One question I am frequently asked by athletes, especially ultra-endurance athletes, is if they should be adding MCT’s to their race fuel.
Adding Medium Chain Triglycerides (MCTs), or any fat, to your ultraendurance diet needs to be carefully considered in light of the following issues.
1. How will it affect GI function…will it induce GI symptoms like cramping, bloating, nausea.
Our feeling is that the more ‘stuff’ one tries to ingest during competition that more likely GI dysfunction will result. Keep in mind that ‘we are what we absorb’ and GI function during endurance activity isn’t ideal to begin with.
2. Will it result in better endurance?
This is debatable based on the literature.
I am sure there are other studies that may support better endurance using MCTs, but then we are also back to the GI tolerability issue.

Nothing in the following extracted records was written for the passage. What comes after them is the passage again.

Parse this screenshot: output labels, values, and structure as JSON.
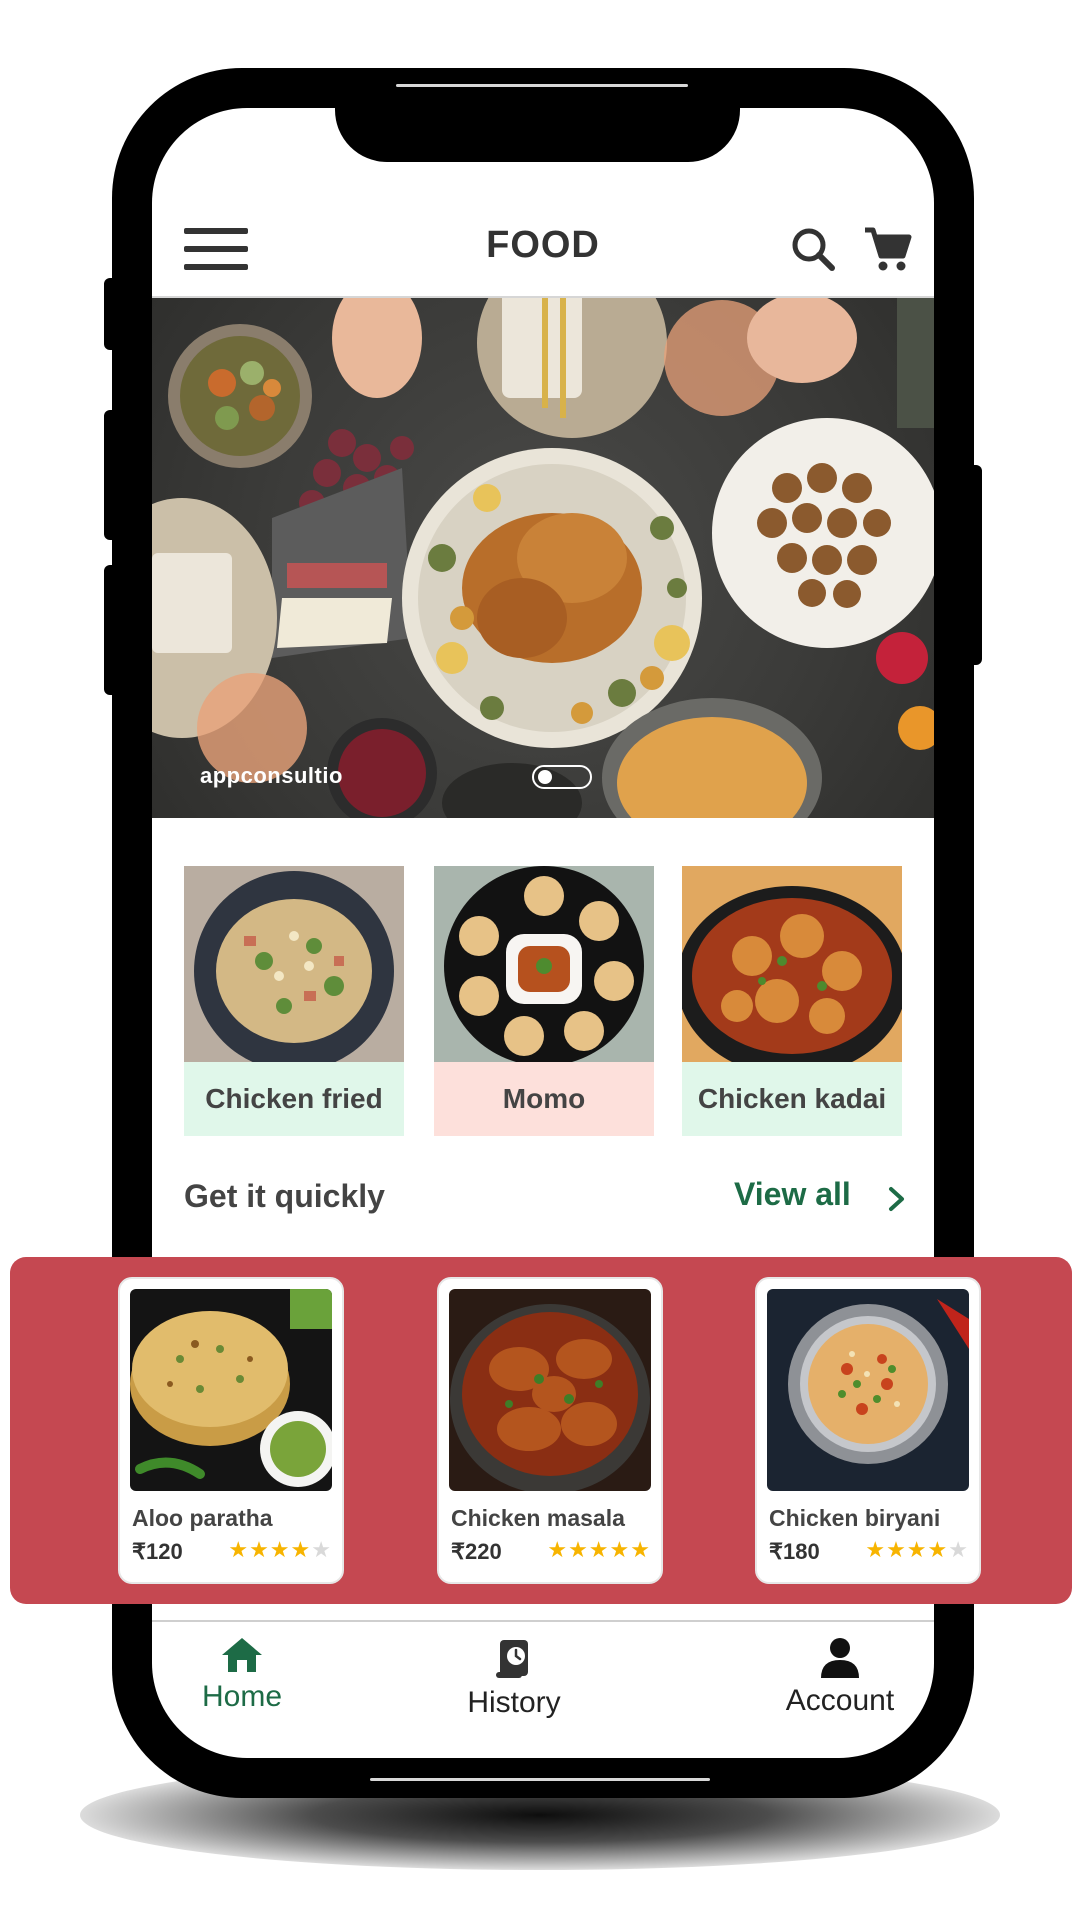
{
  "header": {
    "menu_icon": "hamburger-menu-icon",
    "title": "FOOD",
    "search_icon": "search-icon",
    "cart_icon": "cart-icon"
  },
  "hero": {
    "brand_text": "appconsultio",
    "carousel_position": 1,
    "carousel_count": 2
  },
  "categories": [
    {
      "label": "Chicken fried",
      "color": "#e0f7ea"
    },
    {
      "label": "Momo",
      "color": "#fde0db"
    },
    {
      "label": "Chicken kadai",
      "color": "#e0f7ea"
    }
  ],
  "section": {
    "title": "Get it quickly",
    "view_all": "View all"
  },
  "products": [
    {
      "name": "Aloo paratha",
      "price": "₹120",
      "rating": 4
    },
    {
      "name": "Chicken masala",
      "price": "₹220",
      "rating": 5
    },
    {
      "name": "Chicken biryani",
      "price": "₹180",
      "rating": 4
    }
  ],
  "nav": {
    "items": [
      {
        "label": "Home",
        "icon": "home-icon",
        "active": true
      },
      {
        "label": "History",
        "icon": "history-icon",
        "active": false
      },
      {
        "label": "Account",
        "icon": "account-icon",
        "active": false
      }
    ]
  },
  "colors": {
    "accent_green": "#1d6b46",
    "band_red": "#c54851",
    "star_gold": "#f7b400"
  }
}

My experienced based on treating thousands of endurance athletes and witnessing their performance in the field has always been “KEEP IT SIMPLE” In fact, those of you who know me are aware that it is my sport nutrition mantra. Easily absorbable carbs, water and sodium are the keys to successful endurance performance, with a pH of ingested supplements as close to neutral as possible and minimal to no resistant starch sources.
These are the principals underlying all of our products. Adding protein sources and fat sources for longer events (I usually use the 16 hour mark) may be helpful provided these can be absorbed without adding to GI dysfunction.